Un team di archeologi subacquei ha portato alla luce una serie di preziosi reperti, gelosamente conservati nella stiva del relitto della Mentor, la nave usata da Thomas Bruce, conte di Elgin, per trasportare centinaia di manufatti dalla Grecia verso la Gran Bretagna. L’imbarcazione, un brigantino a due alberi, salpò nel settembre del 1802 ma affondò dopo essersi schiantata contro gli scogli al largo della costa di Avlemonas, oggi un pittoresco paese sull’isola di Citera.
La Mentor portava tutto il bottino saccheggiato dagli scavi greci, 17 casse piene di antichità, le più famose delle quali erano proprio alcuni dei famosissimi marmi del Partenone e degli altri templi dell’Acropoli di Atene. Realizzati da Fidia e dalla sua bottega, considerati capolavori assoluti e icone della cultura occidentale, le sculture sono state identificate successivamente come i Marmi Elgin.
Tutti i passeggeri e i membri dell’equipaggio furono salvati da una nave chiamata Anikitos. Lord Elgin non perse tempo e immediatamente organizzò una spedizione per recuperare le opere. Molte furono ritrovate, inviate a Malta e poi al British Museum, dove attualmente sono esposte e osservate da milioni di visitatori. Eppure, non portarono fortuna a Elgin. A parte il naufragio, la legittimità dell’operazione fu da subito molto criticata anche a Londra.
Per esempio, il grande poeta George Gordon Byron, che morì proprio in Grecia, dove si era recato per sostenere le lotte per l’indipendenza dall’Impero Ottomano, lo chiamò senza mezzi termini un puro atto di vandalismo. E al “povero” Elgin non andò bene nemmeno dal punto di vista economico. Dopo essersi sobbarcato tutte le spese per gli scavi e per il trasporto – circa 70mila sterline – il Parlamento inglese si mostrò piuttosto tiepido nelle trattative per l’acquisto. Anche perché le statue erano molto danneggiate e non sembravano rappresentare quell’ideale di bellezza magnificato dalla visione romantica della grecità classica. Alla fine, Elgin accettò l’offerta del Governo di 35mila sterline, rifiutando una offerta vantaggiosa da parte di Napoleone.
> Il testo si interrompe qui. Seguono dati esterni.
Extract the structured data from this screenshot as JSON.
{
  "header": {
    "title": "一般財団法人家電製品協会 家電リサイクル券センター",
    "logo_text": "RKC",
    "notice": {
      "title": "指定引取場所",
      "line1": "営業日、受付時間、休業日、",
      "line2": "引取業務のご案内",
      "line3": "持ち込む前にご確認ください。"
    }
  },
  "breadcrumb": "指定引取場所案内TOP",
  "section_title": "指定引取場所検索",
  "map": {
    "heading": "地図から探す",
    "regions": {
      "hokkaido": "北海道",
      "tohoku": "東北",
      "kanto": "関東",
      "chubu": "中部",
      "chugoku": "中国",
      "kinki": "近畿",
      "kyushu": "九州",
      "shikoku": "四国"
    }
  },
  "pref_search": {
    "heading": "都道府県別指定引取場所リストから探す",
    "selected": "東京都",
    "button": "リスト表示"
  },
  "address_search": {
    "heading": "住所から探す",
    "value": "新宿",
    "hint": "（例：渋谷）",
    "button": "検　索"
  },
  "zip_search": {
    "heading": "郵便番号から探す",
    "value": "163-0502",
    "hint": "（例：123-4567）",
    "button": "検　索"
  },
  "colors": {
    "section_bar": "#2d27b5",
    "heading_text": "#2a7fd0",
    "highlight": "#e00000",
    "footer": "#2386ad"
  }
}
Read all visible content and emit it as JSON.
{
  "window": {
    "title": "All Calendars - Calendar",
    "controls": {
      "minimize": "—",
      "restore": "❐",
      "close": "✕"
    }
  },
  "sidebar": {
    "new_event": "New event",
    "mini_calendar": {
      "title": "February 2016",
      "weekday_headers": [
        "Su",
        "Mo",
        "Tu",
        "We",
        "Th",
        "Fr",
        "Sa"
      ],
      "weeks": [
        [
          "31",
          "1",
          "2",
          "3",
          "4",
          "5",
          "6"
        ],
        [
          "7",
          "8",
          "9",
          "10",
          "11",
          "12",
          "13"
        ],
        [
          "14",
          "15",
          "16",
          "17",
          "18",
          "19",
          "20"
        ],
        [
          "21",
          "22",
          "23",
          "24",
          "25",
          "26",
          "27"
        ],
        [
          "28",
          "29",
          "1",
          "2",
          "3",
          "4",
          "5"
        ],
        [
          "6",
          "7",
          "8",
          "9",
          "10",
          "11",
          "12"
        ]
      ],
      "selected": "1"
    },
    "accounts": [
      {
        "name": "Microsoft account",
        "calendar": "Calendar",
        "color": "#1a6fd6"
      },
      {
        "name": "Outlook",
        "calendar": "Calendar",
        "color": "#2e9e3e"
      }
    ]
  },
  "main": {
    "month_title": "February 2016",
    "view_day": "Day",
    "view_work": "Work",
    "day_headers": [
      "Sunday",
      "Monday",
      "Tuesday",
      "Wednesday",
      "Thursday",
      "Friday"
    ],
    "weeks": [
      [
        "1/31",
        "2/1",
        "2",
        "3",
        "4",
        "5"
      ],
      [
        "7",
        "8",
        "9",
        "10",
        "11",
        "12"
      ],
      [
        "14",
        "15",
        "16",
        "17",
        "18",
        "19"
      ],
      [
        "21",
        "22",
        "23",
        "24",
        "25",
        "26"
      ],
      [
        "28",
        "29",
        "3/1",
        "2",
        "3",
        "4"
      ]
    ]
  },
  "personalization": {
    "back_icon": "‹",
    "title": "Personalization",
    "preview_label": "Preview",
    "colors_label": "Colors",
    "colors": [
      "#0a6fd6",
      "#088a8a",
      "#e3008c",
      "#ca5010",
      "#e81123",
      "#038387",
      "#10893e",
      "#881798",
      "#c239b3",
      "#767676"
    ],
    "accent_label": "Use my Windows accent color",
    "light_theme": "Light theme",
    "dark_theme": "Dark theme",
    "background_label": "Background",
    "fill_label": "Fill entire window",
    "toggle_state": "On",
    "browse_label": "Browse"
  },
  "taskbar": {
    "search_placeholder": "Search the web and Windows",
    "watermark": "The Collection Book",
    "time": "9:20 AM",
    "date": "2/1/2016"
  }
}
Da qualche anno, la questione della restituzione dei Marmi al loro legittimo proprietario, cioè la Grecia, è tornata ad accendersi. Coinvolgendo direttamente la politica – la posizione ufficiale di Jeremy Corbyn è per la restituzione, come abbiamo avuto modo di riportare in diverse occasioni – insieme ad altre intricate questioni museali e geopolitiche, derivanti dal colonialismo. Nel 2021 si terrà il 200mo anniversario della Guerra d’indipendenza e il governo greco sta provando a forzare la mano per farsi restituire i Marmi del Partenone, nell’ambito di un accordo di scambio di opere. Al momento sembra difficile ipotizzare un patto tra Kyriakos Mītsotakīs e Boris Johnson, per quanto entrambi afferenti alla destra liberista. E così pare che il bel museo dell’Acropoli, inaugurato nel 2008, sarà destinato a rimanere orfano dei suoi tesori più preziosi.
In ogni caso, la posizione della Mentor era nota e già nel 2011 si organizzò una misione di recupero che, però, non ebbe successo. Nel 2015 e nel 2016 altri due tentativi, che riuscirono a riportare a galla alcuni piccoli oggetti. La missione più recente, condotta tra il 27 agosto e il 15 settembre, è stata guidata dall’archeologo Dimitris Kourkoumelis. Obiettivo, la pulizia del relitto della nave e il recupero degli ultimi oggetti rimanenti, come anfore, vasi e alcuni splendidi gioielli. Non c’è traccia, invece, di ulteriori sculture. Si chiude così una storia che, però, sembra essere ancora tutta da scrivere.